Mac OS X Snow Leopard

6. Description of suitable environment to run the Operating System.

Virtual environment or Vware Fusion is the suitable environment run in Mac OS X Snow Leopard. VMware Fusion is a software hypervisor developed by VMware for Macintosh computers with Intel processors. Fusion allows Intel-based Macs to run operating systems, such as Microsoft Windows, Linux, NetWare or Solaris on virtual machines, along with their Mac OS X operating system using a combination of paravirtualization, hardware virtualization and dynamic recompilation. Fusion, made possible by the Apple-Intel transition, marked VMware's first entry into Macintosh-based x86-virtualization. Fusion utilizes Intel VT present in the Intel Core microarchitecture platform. Much of the underlying technology in Fusion is inherited from other VMware products, such as VMware Workstation, allowing Fusion to offer features such as 64-bit and SMP support from the first beta version onward.[13]

Mac OS X Snow Leopard


As what you can see, Mac OS X Snow Leopard is really a good and nice operating system. For me, I will prefer to use Mac OS than Windows because Mac OS can't even attack by virus, Trojan or malware. Mac OS really did a good and strong protection for their operating system.

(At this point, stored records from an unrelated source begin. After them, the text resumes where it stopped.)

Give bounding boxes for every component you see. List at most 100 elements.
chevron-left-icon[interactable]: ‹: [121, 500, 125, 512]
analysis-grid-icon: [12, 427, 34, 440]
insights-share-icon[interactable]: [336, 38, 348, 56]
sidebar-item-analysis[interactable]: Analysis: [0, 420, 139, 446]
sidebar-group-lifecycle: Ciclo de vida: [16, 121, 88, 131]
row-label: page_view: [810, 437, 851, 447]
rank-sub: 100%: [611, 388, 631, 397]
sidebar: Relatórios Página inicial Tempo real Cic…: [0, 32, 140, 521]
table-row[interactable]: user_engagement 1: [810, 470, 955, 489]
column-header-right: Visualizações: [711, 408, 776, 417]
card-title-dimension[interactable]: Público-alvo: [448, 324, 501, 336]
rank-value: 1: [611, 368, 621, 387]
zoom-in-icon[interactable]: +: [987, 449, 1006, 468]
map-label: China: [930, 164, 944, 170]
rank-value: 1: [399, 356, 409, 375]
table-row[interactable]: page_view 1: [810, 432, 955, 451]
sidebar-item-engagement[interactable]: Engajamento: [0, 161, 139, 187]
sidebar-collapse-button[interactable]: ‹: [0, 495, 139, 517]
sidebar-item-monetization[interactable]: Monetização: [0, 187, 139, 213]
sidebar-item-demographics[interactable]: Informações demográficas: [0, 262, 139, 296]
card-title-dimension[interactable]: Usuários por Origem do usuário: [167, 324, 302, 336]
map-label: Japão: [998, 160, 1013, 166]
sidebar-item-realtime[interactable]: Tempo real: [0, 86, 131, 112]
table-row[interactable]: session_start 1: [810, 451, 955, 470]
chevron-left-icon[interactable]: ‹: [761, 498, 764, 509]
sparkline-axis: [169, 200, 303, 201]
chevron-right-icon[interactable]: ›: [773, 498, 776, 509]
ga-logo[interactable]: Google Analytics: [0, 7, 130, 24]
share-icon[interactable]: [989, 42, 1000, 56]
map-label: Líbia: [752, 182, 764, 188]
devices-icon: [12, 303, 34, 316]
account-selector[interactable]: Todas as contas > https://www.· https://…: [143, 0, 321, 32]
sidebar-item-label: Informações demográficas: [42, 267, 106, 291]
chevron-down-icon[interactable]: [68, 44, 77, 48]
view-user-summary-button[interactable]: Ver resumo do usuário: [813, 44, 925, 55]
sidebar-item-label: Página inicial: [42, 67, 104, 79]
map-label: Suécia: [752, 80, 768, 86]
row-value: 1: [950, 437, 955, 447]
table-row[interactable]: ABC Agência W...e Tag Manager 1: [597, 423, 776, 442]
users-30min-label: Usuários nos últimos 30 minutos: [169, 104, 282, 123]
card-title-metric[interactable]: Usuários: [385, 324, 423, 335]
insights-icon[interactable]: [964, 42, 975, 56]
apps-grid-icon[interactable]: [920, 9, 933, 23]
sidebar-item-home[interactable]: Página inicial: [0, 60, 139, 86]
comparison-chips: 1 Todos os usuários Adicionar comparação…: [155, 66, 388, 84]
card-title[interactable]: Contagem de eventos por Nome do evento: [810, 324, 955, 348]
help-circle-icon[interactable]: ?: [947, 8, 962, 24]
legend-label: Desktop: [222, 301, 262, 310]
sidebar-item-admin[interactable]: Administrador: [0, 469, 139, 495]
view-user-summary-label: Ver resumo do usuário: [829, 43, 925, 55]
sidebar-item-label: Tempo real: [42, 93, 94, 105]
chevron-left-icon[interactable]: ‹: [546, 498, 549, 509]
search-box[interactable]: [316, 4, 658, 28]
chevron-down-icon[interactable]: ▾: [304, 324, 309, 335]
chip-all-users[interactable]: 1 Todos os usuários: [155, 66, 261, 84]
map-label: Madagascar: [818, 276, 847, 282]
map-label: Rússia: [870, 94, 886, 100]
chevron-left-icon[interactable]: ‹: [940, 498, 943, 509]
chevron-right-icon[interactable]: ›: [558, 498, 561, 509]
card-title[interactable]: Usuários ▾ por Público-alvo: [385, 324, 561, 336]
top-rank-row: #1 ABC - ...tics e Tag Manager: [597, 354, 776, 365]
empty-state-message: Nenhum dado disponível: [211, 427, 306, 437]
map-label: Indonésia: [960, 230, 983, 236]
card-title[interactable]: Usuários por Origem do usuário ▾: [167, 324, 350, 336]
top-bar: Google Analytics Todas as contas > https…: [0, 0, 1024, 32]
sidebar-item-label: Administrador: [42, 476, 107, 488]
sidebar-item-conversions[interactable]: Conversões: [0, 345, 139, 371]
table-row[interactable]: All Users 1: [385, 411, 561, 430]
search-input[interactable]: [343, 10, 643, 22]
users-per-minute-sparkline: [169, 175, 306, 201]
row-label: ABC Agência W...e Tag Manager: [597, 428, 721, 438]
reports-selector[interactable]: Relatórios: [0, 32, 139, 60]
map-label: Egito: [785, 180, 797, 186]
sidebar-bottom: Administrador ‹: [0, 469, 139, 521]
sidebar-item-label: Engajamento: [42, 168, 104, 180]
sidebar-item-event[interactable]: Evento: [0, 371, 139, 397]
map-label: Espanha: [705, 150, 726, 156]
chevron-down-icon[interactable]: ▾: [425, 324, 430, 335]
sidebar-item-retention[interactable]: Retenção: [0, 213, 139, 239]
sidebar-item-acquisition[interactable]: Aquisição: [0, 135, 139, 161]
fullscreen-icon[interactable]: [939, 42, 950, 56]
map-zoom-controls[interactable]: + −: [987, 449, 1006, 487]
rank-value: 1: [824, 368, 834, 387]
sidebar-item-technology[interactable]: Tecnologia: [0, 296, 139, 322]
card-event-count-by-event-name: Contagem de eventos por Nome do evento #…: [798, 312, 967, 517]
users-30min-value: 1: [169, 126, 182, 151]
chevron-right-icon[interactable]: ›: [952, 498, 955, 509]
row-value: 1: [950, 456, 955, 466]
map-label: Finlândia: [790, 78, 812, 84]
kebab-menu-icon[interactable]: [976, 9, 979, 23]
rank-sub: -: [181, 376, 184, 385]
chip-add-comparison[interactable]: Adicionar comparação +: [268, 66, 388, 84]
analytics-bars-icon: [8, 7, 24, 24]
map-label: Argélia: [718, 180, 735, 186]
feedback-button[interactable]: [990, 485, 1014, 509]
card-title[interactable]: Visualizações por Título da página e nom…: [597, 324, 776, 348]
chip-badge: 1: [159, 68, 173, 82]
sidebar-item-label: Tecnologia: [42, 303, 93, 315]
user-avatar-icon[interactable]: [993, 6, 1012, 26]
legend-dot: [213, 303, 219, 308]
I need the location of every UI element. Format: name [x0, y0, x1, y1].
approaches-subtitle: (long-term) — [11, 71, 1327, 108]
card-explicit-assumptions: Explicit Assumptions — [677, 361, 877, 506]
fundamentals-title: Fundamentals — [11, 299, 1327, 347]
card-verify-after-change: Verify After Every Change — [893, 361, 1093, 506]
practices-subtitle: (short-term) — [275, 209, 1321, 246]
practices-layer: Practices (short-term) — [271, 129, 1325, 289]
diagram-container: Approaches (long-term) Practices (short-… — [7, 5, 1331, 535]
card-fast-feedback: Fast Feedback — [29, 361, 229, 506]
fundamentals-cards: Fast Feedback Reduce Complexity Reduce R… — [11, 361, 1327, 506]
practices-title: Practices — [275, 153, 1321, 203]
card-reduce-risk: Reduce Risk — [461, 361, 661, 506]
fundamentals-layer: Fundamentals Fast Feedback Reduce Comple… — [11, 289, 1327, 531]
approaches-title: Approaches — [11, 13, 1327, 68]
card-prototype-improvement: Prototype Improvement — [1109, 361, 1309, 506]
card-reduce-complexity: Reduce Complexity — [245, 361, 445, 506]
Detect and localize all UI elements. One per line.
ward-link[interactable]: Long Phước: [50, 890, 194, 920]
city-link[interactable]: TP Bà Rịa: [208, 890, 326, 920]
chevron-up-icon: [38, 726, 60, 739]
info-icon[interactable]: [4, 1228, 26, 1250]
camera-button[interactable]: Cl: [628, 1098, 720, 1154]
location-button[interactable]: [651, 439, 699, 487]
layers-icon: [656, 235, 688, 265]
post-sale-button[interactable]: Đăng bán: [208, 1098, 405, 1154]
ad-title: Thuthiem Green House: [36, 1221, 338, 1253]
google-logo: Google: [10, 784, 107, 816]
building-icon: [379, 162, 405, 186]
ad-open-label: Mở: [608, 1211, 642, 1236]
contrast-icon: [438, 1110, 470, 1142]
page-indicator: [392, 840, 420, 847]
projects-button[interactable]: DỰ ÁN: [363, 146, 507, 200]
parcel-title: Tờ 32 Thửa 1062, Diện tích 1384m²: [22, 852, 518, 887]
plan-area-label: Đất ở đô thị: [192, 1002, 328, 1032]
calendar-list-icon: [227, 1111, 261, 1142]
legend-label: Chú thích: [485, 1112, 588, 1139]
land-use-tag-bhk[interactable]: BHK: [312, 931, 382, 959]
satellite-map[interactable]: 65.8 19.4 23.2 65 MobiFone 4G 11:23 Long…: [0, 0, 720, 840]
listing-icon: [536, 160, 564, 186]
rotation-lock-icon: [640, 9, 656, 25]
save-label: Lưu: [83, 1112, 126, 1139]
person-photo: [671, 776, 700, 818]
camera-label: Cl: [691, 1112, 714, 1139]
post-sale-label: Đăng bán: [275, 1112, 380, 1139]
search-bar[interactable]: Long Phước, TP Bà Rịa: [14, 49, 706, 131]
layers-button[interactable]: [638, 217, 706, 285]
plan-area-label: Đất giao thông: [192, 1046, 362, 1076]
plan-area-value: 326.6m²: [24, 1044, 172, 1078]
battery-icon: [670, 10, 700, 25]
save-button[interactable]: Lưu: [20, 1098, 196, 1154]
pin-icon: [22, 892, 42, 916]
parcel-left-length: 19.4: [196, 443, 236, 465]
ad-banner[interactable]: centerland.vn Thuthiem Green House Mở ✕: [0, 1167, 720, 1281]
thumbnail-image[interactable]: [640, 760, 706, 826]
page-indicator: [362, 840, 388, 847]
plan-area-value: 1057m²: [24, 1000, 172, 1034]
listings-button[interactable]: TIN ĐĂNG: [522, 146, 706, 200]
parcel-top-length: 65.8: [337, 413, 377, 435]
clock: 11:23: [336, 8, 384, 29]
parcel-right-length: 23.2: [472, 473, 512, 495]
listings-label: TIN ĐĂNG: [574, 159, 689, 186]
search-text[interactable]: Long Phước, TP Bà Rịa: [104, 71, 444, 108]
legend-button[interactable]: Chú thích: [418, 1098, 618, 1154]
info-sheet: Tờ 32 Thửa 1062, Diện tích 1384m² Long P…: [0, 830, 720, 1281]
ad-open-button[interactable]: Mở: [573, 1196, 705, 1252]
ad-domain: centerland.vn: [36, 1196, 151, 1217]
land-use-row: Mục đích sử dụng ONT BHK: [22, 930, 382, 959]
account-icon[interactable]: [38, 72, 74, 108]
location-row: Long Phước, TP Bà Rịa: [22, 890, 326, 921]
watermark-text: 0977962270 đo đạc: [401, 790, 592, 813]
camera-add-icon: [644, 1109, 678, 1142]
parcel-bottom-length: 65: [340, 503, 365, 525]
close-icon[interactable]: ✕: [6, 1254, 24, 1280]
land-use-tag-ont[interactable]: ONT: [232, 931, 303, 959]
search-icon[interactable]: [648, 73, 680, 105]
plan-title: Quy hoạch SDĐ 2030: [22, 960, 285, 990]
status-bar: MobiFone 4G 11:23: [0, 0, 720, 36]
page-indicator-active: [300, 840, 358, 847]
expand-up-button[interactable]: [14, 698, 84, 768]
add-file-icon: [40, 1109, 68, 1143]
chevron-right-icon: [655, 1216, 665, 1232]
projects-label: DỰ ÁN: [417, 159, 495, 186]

In other hand, For all of us using Mac OS X, Snow Leopard extends 64-bit operations into more of Apple's own applications and brings a raft of performance enhancements and development tools that will benefit users down the road. Snow Leopard saves nearly 7 GB of disk space, a big benefit for the little SSD drives used in some MacBook Air models. Security improvements, though imperfect, are still welcome. QuickTime X is a nice start, if still a work in progress, and you may still need the "old" QuickTime 7 Pro that hasn't quite been eliminated yet. Snow Leopard's improved Finder benefits everyone, and the few bugs it has should be easy for Apple to quash in coming months, if the rewritten Finder is as robust as advertised.

At the end, I think Snow Leopard was the best OS they've made so far and I have no desire to turn my laptop into a smartphone by installing to other operating system.